It's hard to overstate the impact mobile technology has on global development efforts. The spread of mobile cellular and data networks, coupled with the falling cost of mobile phones and other devices, has allowed governments, NGOs, and mobile operators to provide information and services — including education, health, and financial services — to people in even the remotest areas.

A new study of global data from the Gallup World Poll with the GSMA, the organization that represents the worldwide mobile communications industry, released yesterday, addresses this question by looking at the relationships between people’s use of mobile phones and the internet, and their self-reported ratings of their lives — which researchers refer to as subjective well-being, or SWB. The study finds that, even after accounting for income and a range of other potentially confounding variables, mobile phone ownership supplemented with internet access is associated with improvements in one of the most common measures of SWB, the overall rating people give their lives.
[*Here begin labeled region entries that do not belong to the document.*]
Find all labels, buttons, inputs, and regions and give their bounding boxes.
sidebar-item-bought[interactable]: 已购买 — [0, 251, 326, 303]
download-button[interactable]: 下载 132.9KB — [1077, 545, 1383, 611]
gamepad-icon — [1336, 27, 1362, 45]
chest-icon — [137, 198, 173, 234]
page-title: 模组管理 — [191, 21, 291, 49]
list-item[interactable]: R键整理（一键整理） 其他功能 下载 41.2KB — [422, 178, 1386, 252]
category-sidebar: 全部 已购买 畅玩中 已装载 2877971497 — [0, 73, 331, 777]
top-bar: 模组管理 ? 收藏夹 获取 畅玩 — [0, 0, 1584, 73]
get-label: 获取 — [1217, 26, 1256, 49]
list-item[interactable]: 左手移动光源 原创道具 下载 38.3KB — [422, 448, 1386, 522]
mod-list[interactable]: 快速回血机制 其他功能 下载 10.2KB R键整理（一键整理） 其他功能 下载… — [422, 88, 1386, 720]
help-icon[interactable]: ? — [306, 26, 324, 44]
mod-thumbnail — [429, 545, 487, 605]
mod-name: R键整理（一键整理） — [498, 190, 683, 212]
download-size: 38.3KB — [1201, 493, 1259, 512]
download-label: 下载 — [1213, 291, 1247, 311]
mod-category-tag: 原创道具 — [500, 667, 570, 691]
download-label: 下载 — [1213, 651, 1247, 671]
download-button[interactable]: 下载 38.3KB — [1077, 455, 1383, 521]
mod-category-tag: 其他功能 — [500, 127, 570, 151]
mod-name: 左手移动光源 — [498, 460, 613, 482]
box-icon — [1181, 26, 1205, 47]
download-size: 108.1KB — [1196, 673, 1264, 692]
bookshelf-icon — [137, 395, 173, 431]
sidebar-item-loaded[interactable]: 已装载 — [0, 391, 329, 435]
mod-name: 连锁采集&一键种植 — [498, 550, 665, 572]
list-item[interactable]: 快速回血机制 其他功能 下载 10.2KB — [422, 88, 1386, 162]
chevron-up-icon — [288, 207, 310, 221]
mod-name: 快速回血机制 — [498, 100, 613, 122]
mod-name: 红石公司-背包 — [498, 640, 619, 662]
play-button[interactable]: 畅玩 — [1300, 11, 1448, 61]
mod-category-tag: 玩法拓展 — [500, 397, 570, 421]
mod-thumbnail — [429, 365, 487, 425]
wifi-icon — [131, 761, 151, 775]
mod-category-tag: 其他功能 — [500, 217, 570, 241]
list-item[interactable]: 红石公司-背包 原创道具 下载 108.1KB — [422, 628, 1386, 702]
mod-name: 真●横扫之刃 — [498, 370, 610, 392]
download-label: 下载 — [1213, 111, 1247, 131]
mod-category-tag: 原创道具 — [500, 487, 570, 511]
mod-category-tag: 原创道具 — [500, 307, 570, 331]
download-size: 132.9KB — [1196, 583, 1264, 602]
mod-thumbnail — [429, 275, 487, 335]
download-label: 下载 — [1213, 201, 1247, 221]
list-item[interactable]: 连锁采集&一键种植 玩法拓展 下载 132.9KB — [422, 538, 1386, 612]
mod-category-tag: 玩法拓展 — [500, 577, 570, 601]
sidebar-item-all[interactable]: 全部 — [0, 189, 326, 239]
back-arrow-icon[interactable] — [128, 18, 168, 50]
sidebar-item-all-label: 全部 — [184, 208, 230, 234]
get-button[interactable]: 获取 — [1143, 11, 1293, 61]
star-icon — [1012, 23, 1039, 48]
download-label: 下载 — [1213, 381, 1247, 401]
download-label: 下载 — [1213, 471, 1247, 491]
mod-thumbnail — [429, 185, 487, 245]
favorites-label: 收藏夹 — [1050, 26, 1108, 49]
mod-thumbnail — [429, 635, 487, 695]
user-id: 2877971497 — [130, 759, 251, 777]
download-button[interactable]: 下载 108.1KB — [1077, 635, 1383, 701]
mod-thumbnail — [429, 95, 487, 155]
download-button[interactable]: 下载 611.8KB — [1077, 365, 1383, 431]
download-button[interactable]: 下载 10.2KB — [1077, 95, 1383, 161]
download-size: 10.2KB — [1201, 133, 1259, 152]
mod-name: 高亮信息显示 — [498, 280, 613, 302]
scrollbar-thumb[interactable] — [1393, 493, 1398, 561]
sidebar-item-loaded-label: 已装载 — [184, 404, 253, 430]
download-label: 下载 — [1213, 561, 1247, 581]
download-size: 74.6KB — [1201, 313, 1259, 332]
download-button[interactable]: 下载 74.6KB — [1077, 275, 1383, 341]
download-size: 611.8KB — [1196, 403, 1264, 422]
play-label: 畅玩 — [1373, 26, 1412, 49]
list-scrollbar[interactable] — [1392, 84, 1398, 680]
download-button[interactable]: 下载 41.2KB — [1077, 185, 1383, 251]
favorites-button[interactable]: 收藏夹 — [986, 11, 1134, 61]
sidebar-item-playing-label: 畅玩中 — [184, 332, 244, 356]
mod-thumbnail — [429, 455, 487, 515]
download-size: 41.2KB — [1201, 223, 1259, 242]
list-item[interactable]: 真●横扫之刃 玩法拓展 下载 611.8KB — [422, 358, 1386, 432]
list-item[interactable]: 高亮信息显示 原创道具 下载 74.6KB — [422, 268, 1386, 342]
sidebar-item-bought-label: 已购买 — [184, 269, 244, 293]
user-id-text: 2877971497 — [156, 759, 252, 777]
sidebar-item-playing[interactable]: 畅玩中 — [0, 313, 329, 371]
At the global level, the results suggest the power of mobile phones to improve lives is largely linked to their status as the primary device that most of the world’s residents use to access the internet. In the absence of internet access, those who have a mobile phone give similar life ratings as those without one.

In a few regions, however, a significant increase in life evaluations is associated with mobile phone use only even without internet access. These include sub-Saharan Africa, which has historically lacked widespread fixed-line communications infrastructure and where socio-economic development efforts have sought to provide vital services and information via the more prevalent cellular-only phones.